Some of the phrases I'll be using in my presentation ought to be pretty good. And that will be because I'll be repeating a few of the lines used by Cory Doctrow at the Open Rights Group's conference, held in Central London today (pictured). Who is he? He's a Canadian-British blogger cum journalist who is also well known as a science fiction author.

Cory was speaking (using reams of carefully honed phrases) on the war on general purpose computing. I'll be speaking on data breach management. But we could well be using the same language to make same the points in our presentations. Spooky.

And what phrases may I be gratefully be rehashing?

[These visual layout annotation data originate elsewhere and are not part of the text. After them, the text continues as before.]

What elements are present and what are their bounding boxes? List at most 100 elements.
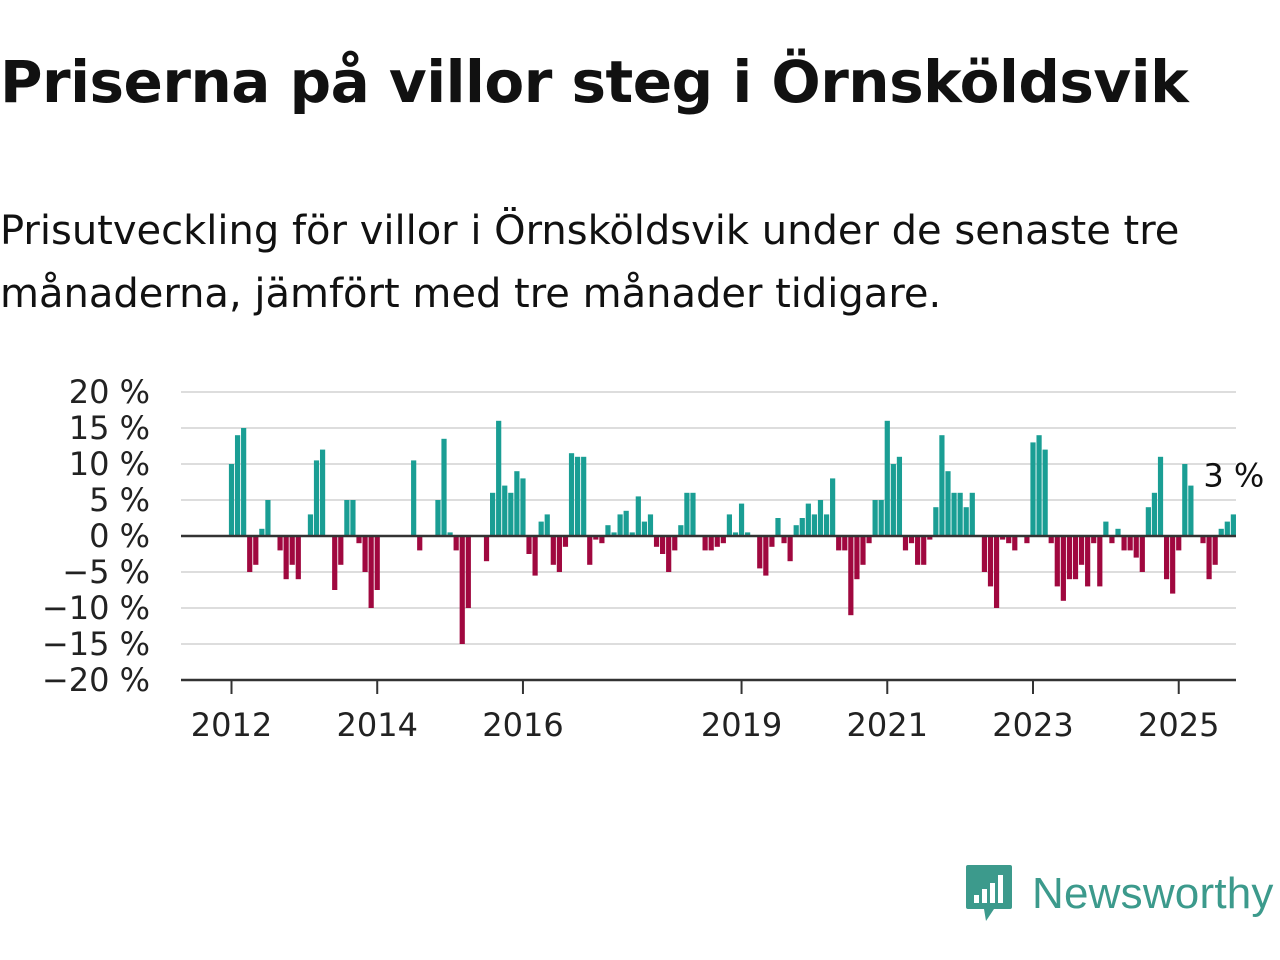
bar bbox=[319, 449, 326, 536]
bar bbox=[1097, 536, 1103, 587]
x-tick-label: 2019 bbox=[701, 706, 782, 744]
bar bbox=[453, 536, 459, 551]
bar bbox=[1218, 528, 1224, 536]
bar bbox=[1012, 536, 1018, 551]
bar bbox=[1170, 536, 1176, 594]
bar bbox=[957, 492, 963, 536]
grid-lines bbox=[181, 391, 1236, 645]
bar bbox=[350, 500, 356, 536]
bar bbox=[283, 536, 289, 580]
bar bbox=[1006, 536, 1012, 544]
bar bbox=[817, 500, 824, 536]
newsworthy-logo-icon bbox=[966, 865, 1012, 921]
bar bbox=[933, 507, 939, 536]
bar bbox=[1133, 536, 1139, 558]
bar bbox=[1115, 528, 1121, 536]
bar bbox=[344, 500, 350, 536]
bar bbox=[581, 456, 587, 536]
bar bbox=[465, 536, 471, 608]
chart-title: Priserna på villor steg i Örnsköldsvik bbox=[0, 48, 1189, 116]
bar bbox=[1091, 536, 1097, 544]
bar bbox=[526, 536, 532, 554]
bar bbox=[678, 525, 684, 536]
bar bbox=[538, 521, 544, 536]
bar bbox=[568, 453, 575, 536]
bar bbox=[726, 514, 732, 536]
bar bbox=[435, 500, 441, 536]
bar bbox=[1151, 492, 1158, 536]
bar bbox=[939, 435, 945, 536]
x-tick-label: 2012 bbox=[191, 706, 272, 744]
bar bbox=[641, 521, 647, 536]
bar bbox=[587, 536, 593, 565]
bar bbox=[1230, 514, 1236, 536]
y-tick-label: −20 % bbox=[42, 661, 150, 699]
bar bbox=[842, 536, 848, 551]
bar bbox=[1066, 536, 1073, 580]
bar bbox=[945, 471, 951, 536]
bar bbox=[732, 532, 739, 536]
bar bbox=[1127, 536, 1133, 551]
bar bbox=[417, 536, 423, 551]
bar bbox=[265, 500, 271, 536]
bar bbox=[866, 536, 872, 544]
bar bbox=[1145, 507, 1151, 536]
bar bbox=[872, 500, 878, 536]
y-tick-label: −10 % bbox=[42, 589, 150, 627]
bar bbox=[647, 514, 654, 536]
bar bbox=[532, 536, 538, 576]
bar bbox=[1163, 536, 1170, 580]
x-tick-label: 2021 bbox=[847, 706, 928, 744]
bar bbox=[1030, 442, 1036, 536]
bar bbox=[490, 492, 496, 536]
bar bbox=[902, 536, 909, 551]
last-value-label: 3 % bbox=[1203, 456, 1264, 494]
bar bbox=[374, 536, 380, 590]
bar bbox=[241, 428, 247, 536]
bar-chart: 20 %15 %10 %5 %0 %−5 %−10 %−15 %−20 % 201… bbox=[42, 373, 1264, 744]
bar bbox=[763, 536, 769, 576]
bar bbox=[313, 460, 320, 536]
bar bbox=[981, 536, 988, 572]
bar bbox=[332, 536, 338, 590]
bar bbox=[1072, 536, 1079, 580]
bar bbox=[635, 496, 641, 536]
bar bbox=[684, 492, 690, 536]
y-tick-label: −5 % bbox=[62, 553, 150, 591]
bar bbox=[830, 478, 836, 536]
bar bbox=[307, 514, 314, 536]
y-tick-label: 15 % bbox=[69, 409, 150, 447]
bar bbox=[459, 536, 465, 644]
bar bbox=[1036, 435, 1042, 536]
bar bbox=[562, 536, 569, 547]
bar bbox=[745, 532, 751, 536]
bar bbox=[969, 492, 975, 536]
bar bbox=[295, 536, 301, 580]
bar bbox=[1085, 536, 1091, 587]
bar bbox=[483, 536, 490, 562]
bar bbox=[666, 536, 672, 572]
bar bbox=[508, 492, 514, 536]
bar bbox=[720, 536, 726, 544]
bar bbox=[247, 536, 253, 572]
bar bbox=[1200, 536, 1206, 544]
brand: Newsworthy bbox=[964, 862, 1274, 926]
bar bbox=[1212, 536, 1218, 565]
bar bbox=[836, 536, 842, 551]
bar bbox=[653, 536, 660, 547]
bar bbox=[890, 464, 896, 536]
bar bbox=[289, 536, 295, 565]
bar bbox=[793, 525, 799, 536]
brand-name: Newsworthy bbox=[1032, 869, 1274, 918]
bar bbox=[550, 536, 556, 565]
bar bbox=[277, 536, 283, 551]
bar-series bbox=[228, 420, 1236, 644]
bar bbox=[787, 536, 793, 562]
bar bbox=[921, 536, 927, 565]
bar bbox=[1109, 536, 1115, 544]
bar bbox=[259, 528, 265, 536]
bar bbox=[362, 536, 368, 572]
x-tick-label: 2016 bbox=[482, 706, 563, 744]
bar bbox=[660, 536, 666, 554]
bar bbox=[1182, 464, 1188, 536]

Eyes down for catch phrase bingo:

“They made a series of unrealistic demands on the community and the community stubbornly refused to follow them.”

“As they say on aircraft carriers, Mission Accomplished.”

“The triviality of this issue is revealed when we appreciate the significance of the real issues that face us today.
[Such as the economy, education and public health.] This is not a war, this is barely a skirmish.”

“Are we finally fighting the final boss at the end of the game, or is it just the intermediate boss at the end of the level? Or are we still fighting the mini boss?”

“Real legislative toxic waste.”

Other speakers such as Wendy Seltzer also used cool phrases. Wendy is a Fellow at Yale Law School, on the board of directors of the TOR project. She quoted US Senator Ron Wyden, referring to the draft Combating Online Infringement and Counterfeits Act:"It seems to me that online copyright infringement is a legitimate problem, but it seems to me that COICA as written is the wrong medicine. Deploying this statute to combat online copyright infringement seems almost like using a bunker-busting cluster bomb when what you really need is a precision-guided missile."

Professor Ross Anderson, from the University of Cambridge Computer Laboratory, also came up with a great quote, fearing the consequences of a data breach involving large databases containing people’s sensitive medical details: “When the moral entrepreneurs get going it will be like Alder Hay on steroids.” Interestingly, he’s just published some great stuff on anonymisation. So the ICO won’t have that much research to do when prepares its own Code of Practice on the same subject.

I won’t identify the speaker who opined about “an Office deliberately created to be toothless back in the 1980s.” Nor will I identify the Office. But I am looking forward to doing my bit for the ICO later in the week.

Is it necessary just to in clichés? Probably not, but why waste time reinventing the wheel?

Feel free to count them as I use them later in the week. And, if I get to use them all, I'll give a nod to the person who shouts "Data Protection Bingo" first!